LEMB has been managing the 1,000-home estate for fifteen years under chair Peter Shorinwa, funded with £3 million per year of public money from Lambeth Council. Over that time, Loughborough Voices say, LEMB took an organisation with reserves and surpluses and drove it into deficit.

[£450k worth of LEMB gifts which some residents brand as ‘tat’]
Questionable expenditure included approximately £450,000 on LEMB-branded gifts without clear public accounting, foreign trips to Turkey and Las Palmas, and widespread failures in procurement and governance – culminating in two HMRC Winding-up petitions in seven months.

As LEMB’s long list of failings began to attract media attention, 68 percent of residents voted in February 2025 to remove LEMB and return management to Lambeth Council. LEMB declared the ballot invalid citing procedural issues.

However it took until 17 March 2026 for Labour-run Lambeth to issue a final warning giving LEMB fourteen days to re-run the Continuation Ballot, convene a valid AGM, and distribute the long-delayed audit to residents, threatening High Court action if LEMB did not comply by 30 March.

[Residents complain that repairs are not carried out]
With that deadline now passed and all eyes on Lambeth’s next move, Loughborough Voices’ analysis of the MMA now reveals that the council had far stronger powers over LEMB than it has publicly admitted.
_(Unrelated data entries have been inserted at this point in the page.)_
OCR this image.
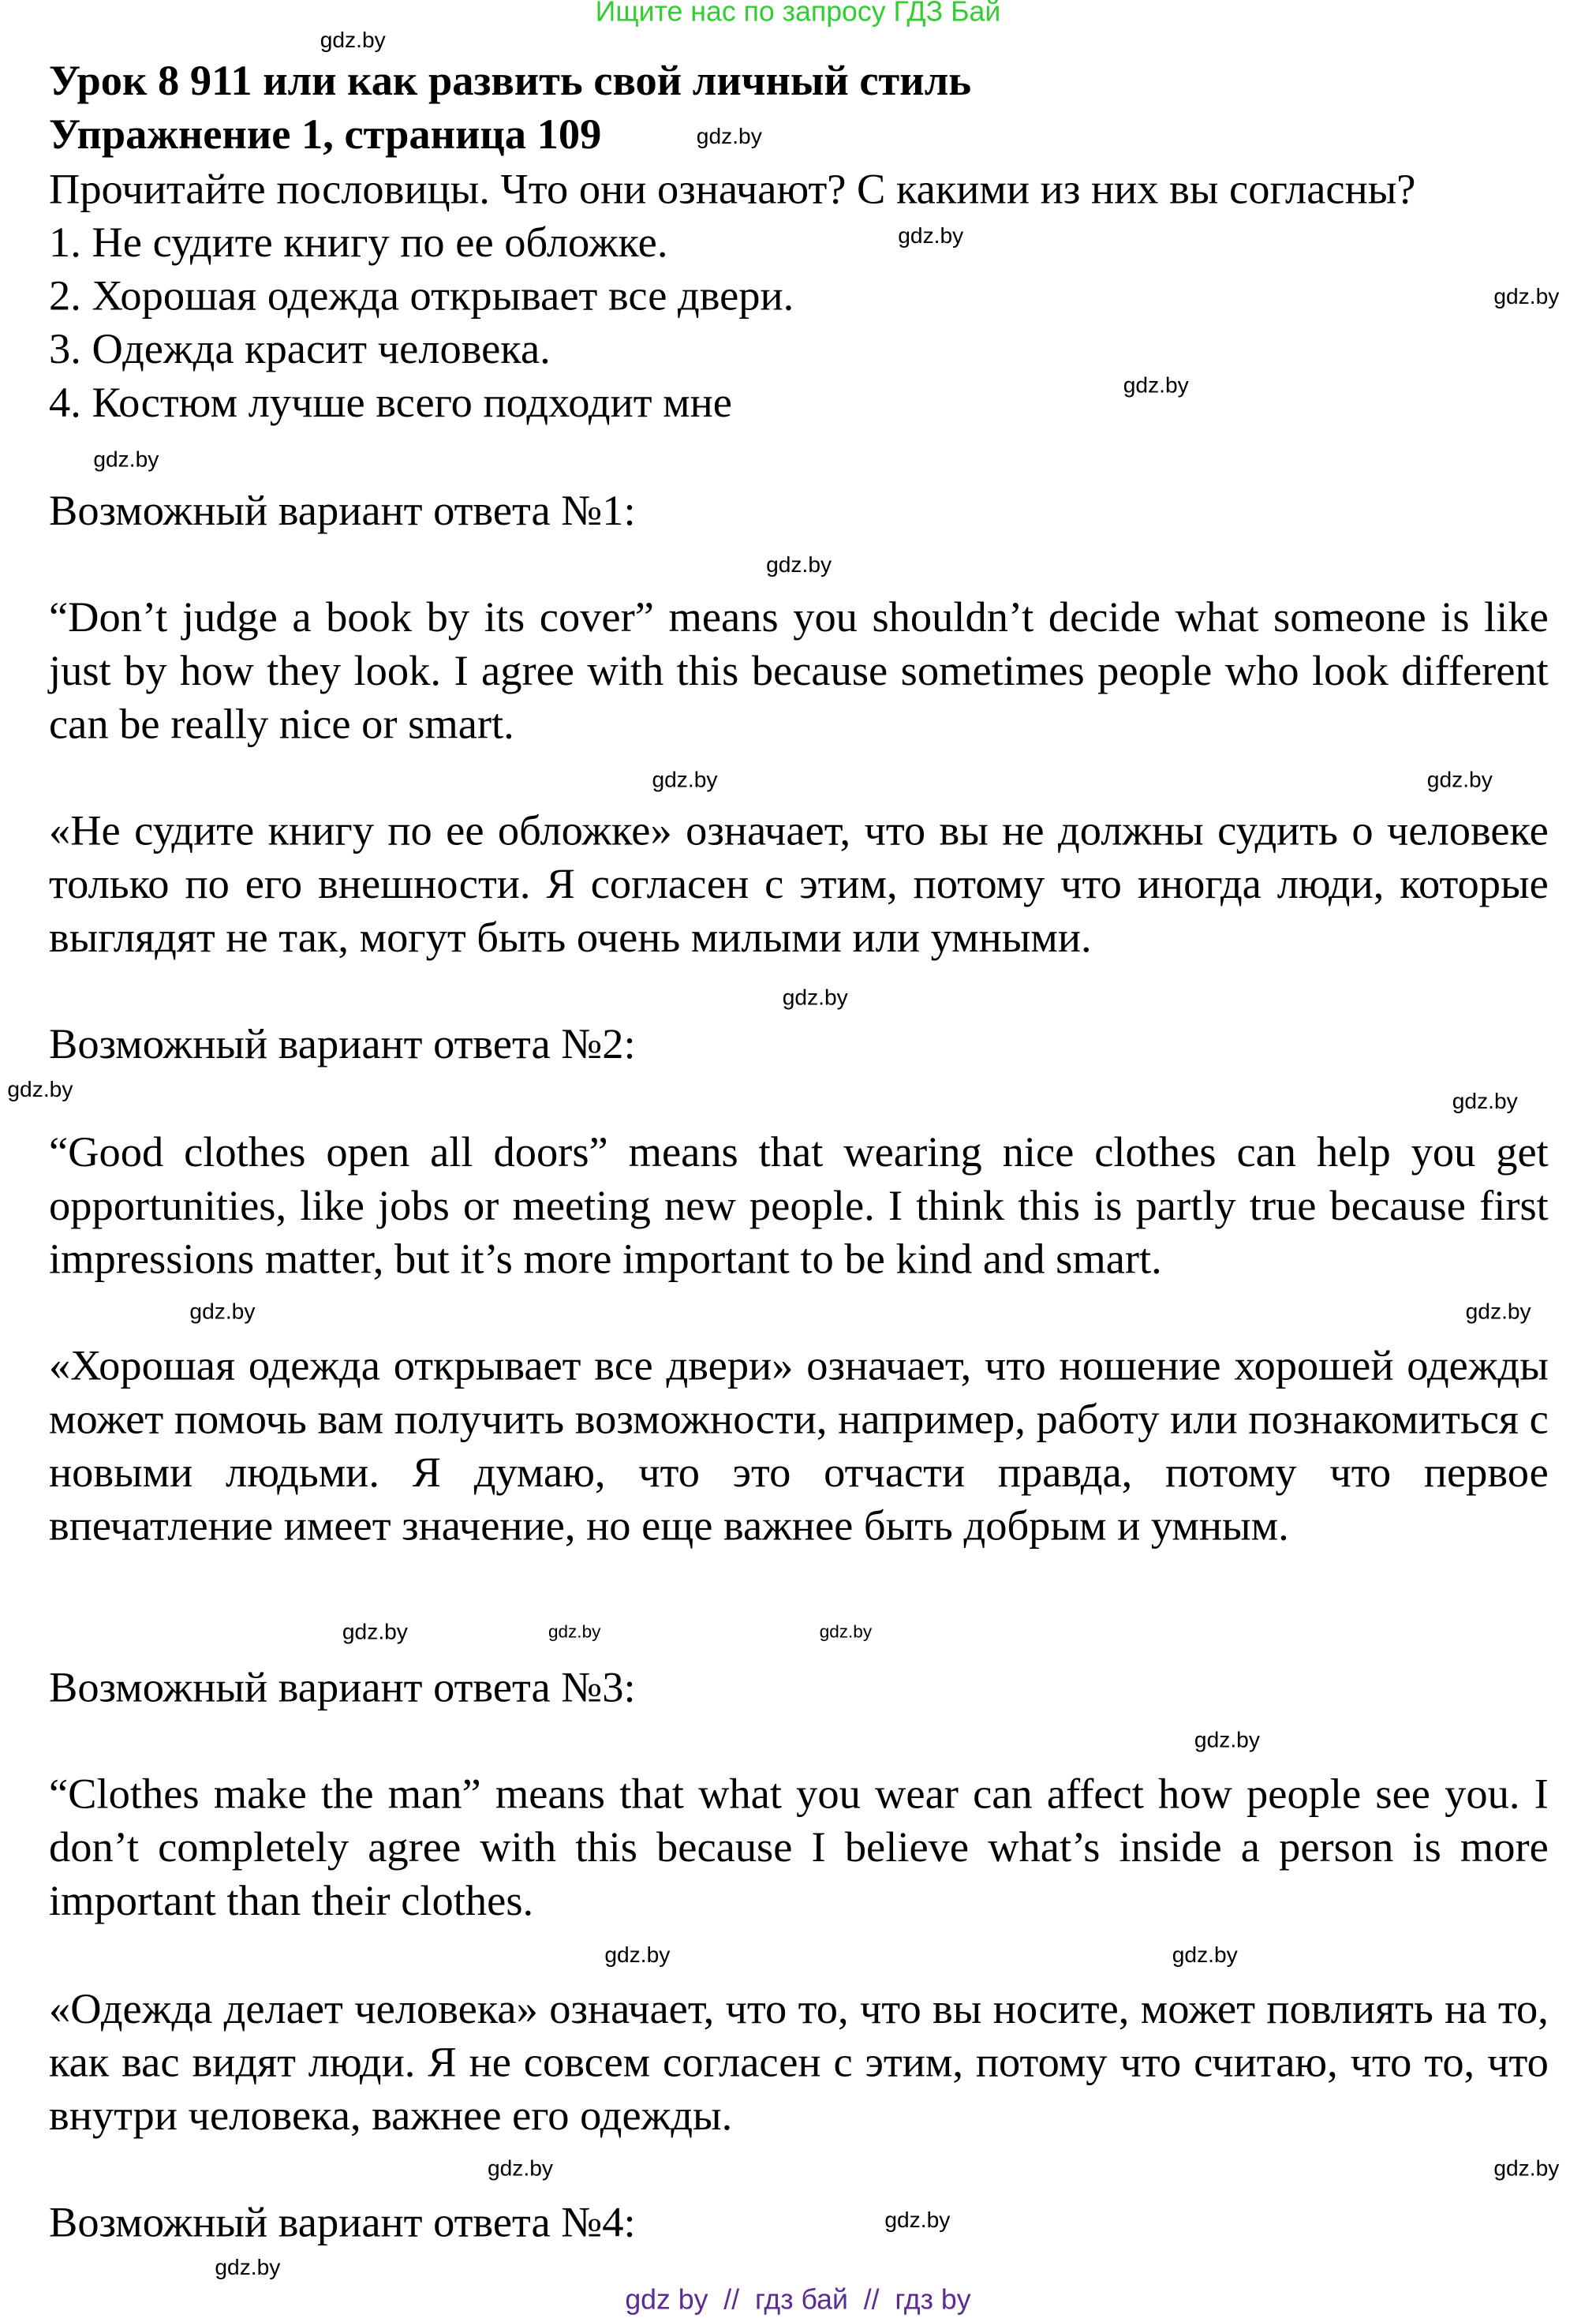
Ищите нас по запросу ГДЗ Бай
Урок 8 911 или как развить свой личный стиль
Упражнение 1, страница 109
Прочитайте пословицы. Что они означают? С какими из них вы согласны?
1. Не судите книгу по ее обложке.
2. Хорошая одежда открывает все двери.
3. Одежда красит человека.
4. Костюм лучше всего подходит мне
Возможный вариант ответа №1:
“Don’t judge a book by its cover” means you shouldn’t decide what someone is like just by how they look. I agree with this because sometimes people who look different can be really nice or smart.
«Не судите книгу по ее обложке» означает, что вы не должны судить о человеке только по его внешности. Я согласен с этим, потому что иногда люди, которые выглядят не так, могут быть очень милыми или умными.
Возможный вариант ответа №2:
“Good clothes open all doors” means that wearing nice clothes can help you get opportunities, like jobs or meeting new people. I think this is partly true because first impressions matter, but it’s more important to be kind and smart.
«Хорошая одежда открывает все двери» означает, что ношение хорошей одежды может помочь вам получить возможности, например, работу или познакомиться с новыми людьми. Я думаю, что это отчасти правда, потому что первое впечатление имеет значение, но еще важнее быть добрым и умным.
Возможный вариант ответа №3:
“Clothes make the man” means that what you wear can affect how people see you. I don’t completely agree with this because I believe what’s inside a person is more important than their clothes.
«Одежда делает человека» означает, что то, что вы носите, может повлиять на то, как вас видят люди. Я не совсем согласен с этим, потому что считаю, что то, что внутри человека, важнее его одежды.
Возможный вариант ответа №4:
gdz.by
gdz.by
gdz.by
gdz.by
gdz.by
gdz.by
gdz.by
gdz.by
gdz.by
gdz.by
gdz.by	gdz.by
gdz.by
gdz.by
gdz.by
gdz.by
gdz.by
gdz.by
gdz.by
gdz.by
gdz.by
gdz.by
gdz.by
gdz.by
gdz by  //  гдз бай  //  гдз by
The Management Agreement allows Lambeth to terminate the agreement immediately if LEMB becomes insolvent, take control via Supervision Notice for serious failings, or end the agreement following a breach process – exposing repeated claims of “limited powers” as potentially misleading.

Despite arguably having these powers under existing MMA, Lambeth took political cover behind Housing Secretary Steve Reed in December 2025, asking the Streatham MP and former Lambeth leader to look at national rules governing Tenant Management Organisations to give councils stronger powers over failing TMOs like LEMB.

Reed has not responded publicly to Lambeth’s request but was reported yesterday by The i Paper as the headline speaker at a Labour Party “curry night” fundraiser in October where major housing developers paid £2,000 per table for access – the kind of access that social housing groups and homeless charities told The i Paper they are denied.

Brixton Buzz has contacted Lambeth Council and LEMB for comment on the latest Winding-up petition.